Because it is still Friday in Cancun. Toma, with love:
Today is the second Friday of Lent. And the only reason i remembered is because I knew I needed to write the second part of this post.
This morning, I scarfed down a small plateful of papas con tosino (hashbrowns with bacon and onions) with no shame. And I will probably have chicken fajitas for lunch and a cheeseburger for dinner. But I will be skipping the chocolate cake and opting for coffee instead. My Lent sacrifices are internet TV and dessert.
I didn’t give them up for the sake of Catholic dogma. I gave up two of my favorite addictions because Lent offers a great excuse for me to attempt to free my mind and body from an attachment to the world. I need to return to that ephemeral hope and strength that lies deep inside myself. The sacrifice is just a symbol, a metaphor for the discipline I am already (re)enacting on my own life. And I’m only human. So when i feel tempted, I pray to Ogun. And when I feel lonely, I imagine Oshun at my shoulder and I ask her to return in my dreams.

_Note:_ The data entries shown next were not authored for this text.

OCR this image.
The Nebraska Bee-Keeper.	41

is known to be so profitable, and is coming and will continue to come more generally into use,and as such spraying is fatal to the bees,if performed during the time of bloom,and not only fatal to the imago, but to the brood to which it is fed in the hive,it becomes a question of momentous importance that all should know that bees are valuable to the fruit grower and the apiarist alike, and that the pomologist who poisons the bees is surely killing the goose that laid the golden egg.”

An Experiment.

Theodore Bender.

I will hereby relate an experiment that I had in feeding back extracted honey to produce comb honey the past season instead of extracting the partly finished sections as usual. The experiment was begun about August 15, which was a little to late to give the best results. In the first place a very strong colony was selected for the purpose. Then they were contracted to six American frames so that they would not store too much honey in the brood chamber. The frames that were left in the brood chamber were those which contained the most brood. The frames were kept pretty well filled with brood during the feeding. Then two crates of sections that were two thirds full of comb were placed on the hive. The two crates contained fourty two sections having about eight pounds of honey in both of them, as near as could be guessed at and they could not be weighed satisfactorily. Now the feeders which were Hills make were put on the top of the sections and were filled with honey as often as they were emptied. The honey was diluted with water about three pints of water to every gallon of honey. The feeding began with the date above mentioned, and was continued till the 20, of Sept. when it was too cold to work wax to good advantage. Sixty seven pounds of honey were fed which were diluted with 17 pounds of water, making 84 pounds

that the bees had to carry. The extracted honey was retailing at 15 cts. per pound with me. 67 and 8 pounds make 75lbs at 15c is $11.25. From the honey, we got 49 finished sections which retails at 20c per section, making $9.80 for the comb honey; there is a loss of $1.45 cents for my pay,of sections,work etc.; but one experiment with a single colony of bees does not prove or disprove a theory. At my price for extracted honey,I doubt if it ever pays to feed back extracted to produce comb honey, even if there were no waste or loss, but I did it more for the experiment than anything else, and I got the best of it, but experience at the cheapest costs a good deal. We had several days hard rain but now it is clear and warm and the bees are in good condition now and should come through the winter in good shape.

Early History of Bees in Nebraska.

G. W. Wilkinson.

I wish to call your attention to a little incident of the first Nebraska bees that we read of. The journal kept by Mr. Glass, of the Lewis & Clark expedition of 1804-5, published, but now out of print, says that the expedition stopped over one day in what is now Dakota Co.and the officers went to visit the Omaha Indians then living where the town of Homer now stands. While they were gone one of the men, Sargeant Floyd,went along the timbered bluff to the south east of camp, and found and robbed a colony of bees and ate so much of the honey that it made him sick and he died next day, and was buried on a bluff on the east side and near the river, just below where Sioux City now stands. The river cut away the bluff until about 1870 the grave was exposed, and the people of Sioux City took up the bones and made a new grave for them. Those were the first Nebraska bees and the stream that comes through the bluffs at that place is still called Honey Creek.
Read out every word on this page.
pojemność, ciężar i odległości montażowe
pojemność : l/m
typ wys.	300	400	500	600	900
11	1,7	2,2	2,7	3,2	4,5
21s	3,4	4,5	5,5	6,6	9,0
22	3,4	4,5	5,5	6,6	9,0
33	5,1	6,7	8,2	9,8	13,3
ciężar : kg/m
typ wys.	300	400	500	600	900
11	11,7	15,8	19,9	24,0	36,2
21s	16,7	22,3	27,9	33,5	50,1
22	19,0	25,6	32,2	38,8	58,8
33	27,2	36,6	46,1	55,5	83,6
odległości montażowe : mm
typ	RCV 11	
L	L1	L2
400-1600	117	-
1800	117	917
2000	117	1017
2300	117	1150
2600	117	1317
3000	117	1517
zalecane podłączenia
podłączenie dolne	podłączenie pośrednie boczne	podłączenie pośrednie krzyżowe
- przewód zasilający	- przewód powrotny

I approach Lent with the same sense of syncretism and mystery that I approach my own existence. It is a magical thing, it seems to me, to be African-American and Puerto Rican, both at the same time, neither eclipsing the other, both contributing essential elements to my sense of being. It is a magical thing to be a Black Girl from the City and still alive and surviving and loving life. We get a bad rap. But we are still here.
And it is an incredible thing to be said black girl determined to remain hopeful, visionary, dreaming and open to the radical potential of love.
Lent is just a ritual, an occasion to revisit my own heart. And a reminder that I can abstain, that I do not need material things and that they do not form any essential part of me. That this part, this soul, is my own. And God’s. And the Orishas. And the ancestors.
To all those who celebrate, whether the form or the function, I wish you a happy fast season. May you return to the world with clarity, peace, and a stronger relationship to your God. To those who don’t, be patient and tolerant (and helpful!) to those that do. There may be a story there.